In March I was invited to join an ISO meeting on photographic standards. Convened by Standards Australia who is this country’s representative for ISO, attendees included key stakeholders from the photographic industry: manufacturers, distributors, government, consumers, technicians, scientists, and the end users – us photographers. The outcome is that Australia now has a Mirror Committee for ISO Technical Committee 42 (TC42).
TC42 is the ISO Technical Committee for still imaging for the International Organization for Standardization. (The astute reader will see that ISO is not an acronym for the organisation, its in fact the Greek word for ‘equal’ and pronounced “eye-sew”.) There are more than 2 000 technical committees within ISO with TC42 being one the first formed along with the ISO in 1947.
There are dozens of areas covered by TC42 Mirror Committee relevant to professional photographers. An obvious one is the ISO speed on our cameras. Manufacturers agree on a set of international standards for imaging sensitivity with film, sensors and meters.
Within TC42 there are several Working Groups focusing on specialist areas, such as WG18 who are responsible for electronic still picture imaging. The project I want to write about here is about halfway through the ISO standard development process, that is, an international standard camera raw format. TC42/WG18 has a raw file structure documented using TIFF/EP, which your camera manufacturer already uses to create their proprietary raw file formats. As you may guess TIFF/EP is based on TIFF, a file format owned by Adobe who permit ISO to use it. Adobe recently offered ISO their DNG specification, parts of which may be used in the new ISO raw standard.

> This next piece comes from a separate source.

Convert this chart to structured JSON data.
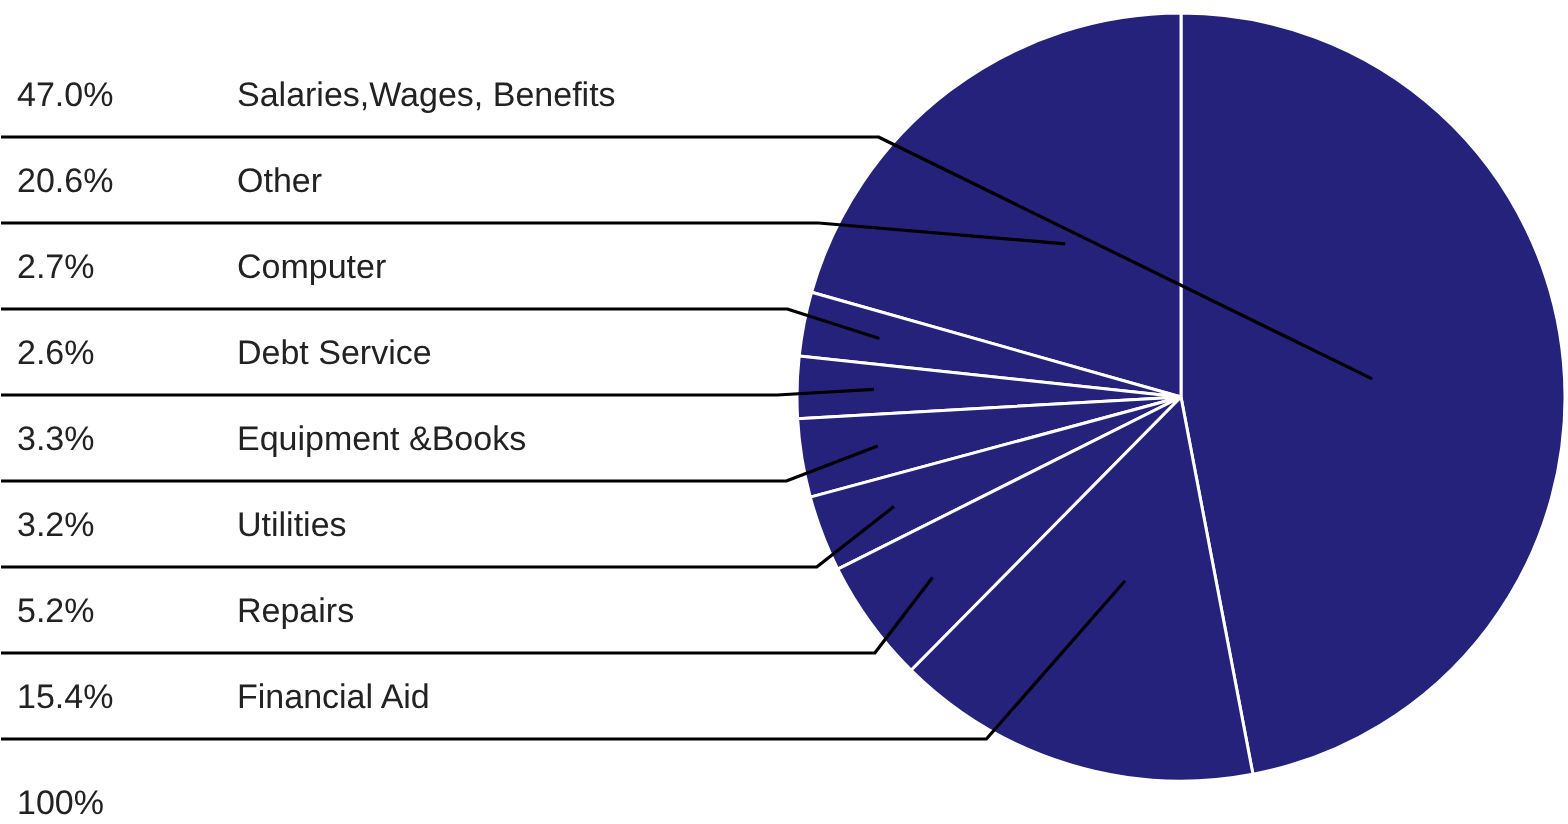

The ISO was established to reduce trade barriers through recognised international standards. Like any organisation including the AIPP, the ISO is made of many stakeholders, each with its own interest group. Camera manufacturers have solid business reasons to create undocumented, proprietary raw formats along with their own raw file processor. They don’t want competitors to access confidential and highly valuable data on how their sensors work or their image-rendering pipeline. Some cite image quality as a reason to have proprietary raw file formats. Not everyone will see eye-to-eye on a proposed raw image standard.
ISO/TC42 is made up of several members from the photographic industry. This includes camera and accessory manufacturers, software companies, spread across several countries. To pass an ISO standard requires a majority vote from member countries. That is where countries like Australia can assist as our vote will make a difference. The Standards Australia National Mirror Committee will primarily focus on issues relating to our country’s needs. However the final outcome if we vote on an ISO standard will have international ramifications.
What’s the likelihood of there being an ISO Raw File Format? That’s pretty much a given and the standard development process required by ISO is on schedule for the next meeting. If accepted it will be at least another two years before ISO members vote on a raw camera format standard. But there will be an ISO Standard for Camera Raw files of that I’m certain. The more pertinent question is whether camera manufacturers adopt the ISO standard, and we, the end users, will have to drive that.
Disclosure: While I am the AIPP representative on the ISO TC42 Australian Mirror Committee the views expressed here are my own and not that of Standards Australia or ISO.